Yes. Small businesses can absolutely use AI well. The key is to use it as support for ideation, editing, and repurposing, while keeping human thinking, strategy, and storytelling at the center.


Why does so much AI content sound the same?

Because many people are using similar prompts to create surface-level content. Without original examples, lived experience, and a clear point of view, the writing often becomes repetitive and forgettable.


What kind of content helps brands stand out in the AI era?

Case studies, original insights, founder stories, customer results, proprietary data, and proof-driven content stand out because they offer something AI cannot easily replicate.


Is it better to publish more often or publish better content?

Better content wins. Publishing frequently can increase visibility, but if the content is generic, it will not build trust or create meaningful differentiation.


How can I keep my voice when using AI?

Start with your own outline, your own thoughts, and your own examples. Then use AI to help polish, organize, or strengthen what is already yours.


What is the biggest risk of relying too much on AI for writing?

The biggest risk is mistaking activity for progress. Over time, overreliance can also weaken your writing skill, your strategic thinking, and your ability to express what makes your business unique.


What is one thing I can do today to improve my content?

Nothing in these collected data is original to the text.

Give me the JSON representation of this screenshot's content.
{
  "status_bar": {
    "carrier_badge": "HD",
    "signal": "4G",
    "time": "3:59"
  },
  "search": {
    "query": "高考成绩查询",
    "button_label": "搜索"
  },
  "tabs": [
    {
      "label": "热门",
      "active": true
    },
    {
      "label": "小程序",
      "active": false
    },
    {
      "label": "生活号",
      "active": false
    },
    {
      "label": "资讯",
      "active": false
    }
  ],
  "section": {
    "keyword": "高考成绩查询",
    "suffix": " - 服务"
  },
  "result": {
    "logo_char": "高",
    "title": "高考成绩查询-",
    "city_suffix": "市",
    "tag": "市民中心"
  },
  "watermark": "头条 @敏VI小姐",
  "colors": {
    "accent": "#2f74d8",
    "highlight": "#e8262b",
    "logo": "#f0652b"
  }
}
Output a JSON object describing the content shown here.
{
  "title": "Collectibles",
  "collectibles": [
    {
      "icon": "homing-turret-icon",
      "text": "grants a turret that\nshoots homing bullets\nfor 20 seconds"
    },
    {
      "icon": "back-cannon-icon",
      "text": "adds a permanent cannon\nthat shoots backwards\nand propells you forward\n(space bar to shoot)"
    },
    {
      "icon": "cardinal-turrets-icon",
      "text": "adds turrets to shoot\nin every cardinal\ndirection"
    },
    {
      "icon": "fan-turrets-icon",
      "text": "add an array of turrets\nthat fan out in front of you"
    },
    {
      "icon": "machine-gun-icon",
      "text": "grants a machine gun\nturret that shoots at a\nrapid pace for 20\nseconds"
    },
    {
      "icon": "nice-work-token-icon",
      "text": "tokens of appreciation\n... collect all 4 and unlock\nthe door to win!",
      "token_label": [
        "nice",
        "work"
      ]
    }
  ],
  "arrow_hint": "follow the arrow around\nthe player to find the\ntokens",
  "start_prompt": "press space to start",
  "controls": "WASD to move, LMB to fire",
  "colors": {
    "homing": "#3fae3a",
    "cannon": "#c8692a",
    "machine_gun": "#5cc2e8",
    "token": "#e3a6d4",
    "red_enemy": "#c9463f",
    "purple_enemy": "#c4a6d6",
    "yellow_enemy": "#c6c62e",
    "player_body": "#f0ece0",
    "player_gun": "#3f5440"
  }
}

Add something only you can say. That could be a story, a case study, a strong opinion, a lesson learned, or a client example. Specificity is one of the fastest ways to make content more memorable.


Why does trust matter so much in AI-era content?

Because buyers have more choices than ever and more reasons to be skeptical. Trust is what helps your content feel credible, your brand feel distinct, and your message feel worth paying attention to.


Where should a small business start if they want to outwrite AI?

Start with one platform, one audience, and one real point of view. LinkedIn is often a great place to begin because it is lower lift, easier to test, and well suited for founder-led content.